Discussion in 'Journalism topics only' started by Pulitzer Wannabe, Feb 5, 2009.

  1. Angola!

    Angola! Guest

    My problem with my example though is you don't even need the damn quote. The guy on my staff seems so scared to write things from observation or fact, that he feels he has to attribute everything.

    Now and again an embedded quote is OK, but this guy does it all the time. Over and over. Every story.
     
  2. Sneed

    Sneed Guest

    Not always the case, the lazy writer bit. I've led a column with a quote once, and it worked really well. Not something I'd do regularly, but I think it works on occasion.
     
  3. DirtyDeeds

    DirtyDeeds Guest

    Yes, they work sometimes, but only on rare occasions.
     
  4. Some Guy

    Some Guy Active Member

    I would almost always tend to agree. There are always exceptions, though. Earlier this year, I covered a game in which the coach came to his post-game presser, announced he was only making a statement and would take no questions, then spent three or for grafs ripping his team.

    I ran the whole thing, verbatim. It was too good.

    I guess my overall point is that, though rules are usually there for a reason, they are never hard and fast.
     
  5. reformedhack

    reformedhack Well-Known Member

    Separate grafs for quotes are conventions of writing for the wire, which is the style most newspapers follow, because, historically, quotes were easy to trim in the backshop if the copy runs long. Now that almost every newspaper in America is paginated, there's no specific reason to do this anymore.

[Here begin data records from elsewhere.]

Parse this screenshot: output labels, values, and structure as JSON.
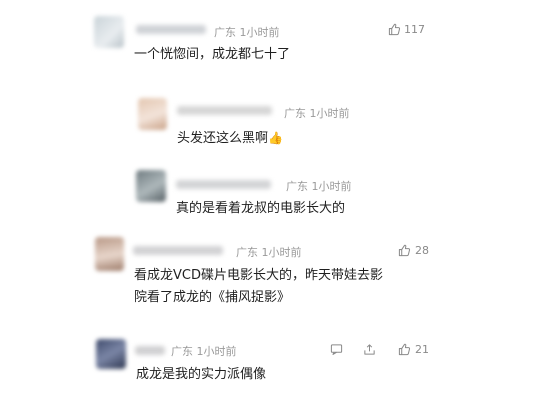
{
  "comments": [
    {
      "location": "广东",
      "time": "1小时前",
      "text": "一个恍惚间，成龙都七十了",
      "likes": "117"
    },
    {
      "location": "广东",
      "time": "1小时前",
      "text": "头发还这么黑啊",
      "emoji": "👍"
    },
    {
      "location": "广东",
      "time": "1小时前",
      "text": "真的是看着龙叔的电影长大的"
    },
    {
      "location": "广东",
      "time": "1小时前",
      "text_line1": "看成龙VCD碟片电影长大的，昨天带娃去影",
      "text_line2": "院看了成龙的《捕风捉影》",
      "likes": "28"
    },
    {
      "location": "广东",
      "time": "1小时前",
      "text": "成龙是我的实力派偶像",
      "likes": "21"
    }
  ],
  "icons": [
    "reply-icon",
    "share-icon",
    "thumbs-up-icon"
  ]
}
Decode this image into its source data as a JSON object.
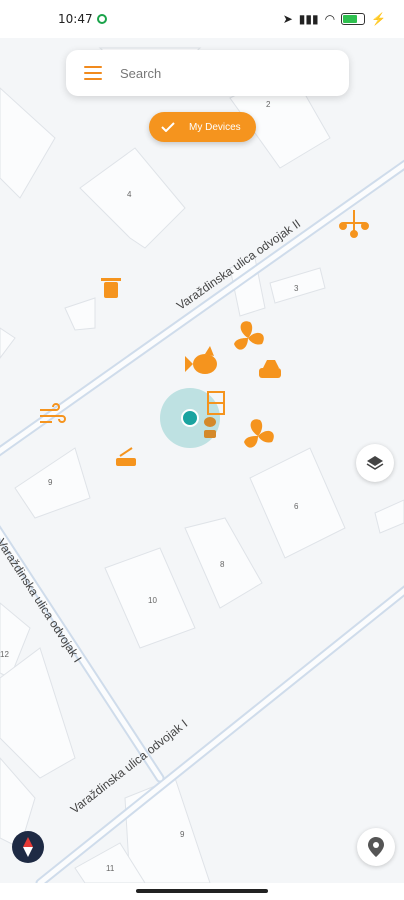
{
  "status_bar": {
    "time": "10:47",
    "battery": "80"
  },
  "search": {
    "placeholder": "Search"
  },
  "devices_button": {
    "label": "My Devices"
  },
  "map": {
    "street_labels": [
      "Varaždinska ulica odvojak II",
      "Varaždinska ulica odvojak I",
      "Varaždinska ulica odvojak I"
    ],
    "house_numbers": [
      "2",
      "4",
      "3",
      "9",
      "6",
      "8",
      "10",
      "9",
      "11",
      "12"
    ]
  },
  "colors": {
    "accent": "#f5941e",
    "location": "#1aa3a0",
    "road": "#cfdceb"
  },
  "icons": [
    "menu-icon",
    "check-icon",
    "layers-icon",
    "compass-icon",
    "location-pin-icon",
    "trash-icon",
    "fan-icon",
    "car-icon",
    "wind-icon",
    "router-icon",
    "fish-icon",
    "plant-icon",
    "door-icon",
    "antenna-icon"
  ]
}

    Generally speaking, a story *is* easier to read when the quotes are in their own grafs. But there's no hard-and-fast rule.

    And depending on your circumstance -- features, specifically -- it often works very well to put the quote and introductory thought into the same graf. The example PW used in the thread-starter is an excellent specimen of where it works nicely.

    By the way, this is SOP for those of us in the magazine world.
     
  6. I hate the quote-as-separate-graf rule when writing features. I don't even think there's a reason you shouldn't even have quotes from two different people in the same graf, as you sometimes see in long-form, if it works.
     
  7. Angola!

    Angola! Guest

    Can you give an example of this?
     
  8. DirtyDeeds

    DirtyDeeds Guest

    I just think it's easier to read separate grafs in a newspaper setting. Certainly, in a magazine or longer feature the initial example works pretty well.
     
  9. I see it quite often, but because it's not something I'd make note of, I can't send you five links or something. I just Googled "Gary Smith," because he seemed like the type of guy who'd do it, and this came up:
    --
    Coach Matthews appeared, screaming at the Screaming Eagles as if they were ... hell, as if they were Tigers. "Get these goddam things off this field now!" The players watched in wonder. The 101st became them, jumping to Matthews's command, clearing tents and moving jeeps to the end of the field. A helicopter levitated so fast that the players looked to see if it even had a pilot in it. "That's how we're gonna practice," somebody said. The Tigers began preparing for strapping Istrouma.
    --

    Stuff like that.
     
  10. Angola!

    Angola! Guest

    OK, got ya.

    That kind of stuff is cool, but young guys writing game stories and features on Podunk High should probably be worrying about getting the basics down before they start trying to emulate Gary Smith.

    That's all I'm saying.
     
  11. Oh, I very much agree. (I think my post might have contained some unintended attitude - apologies if so.) That stuff's only for features, and should be done with care.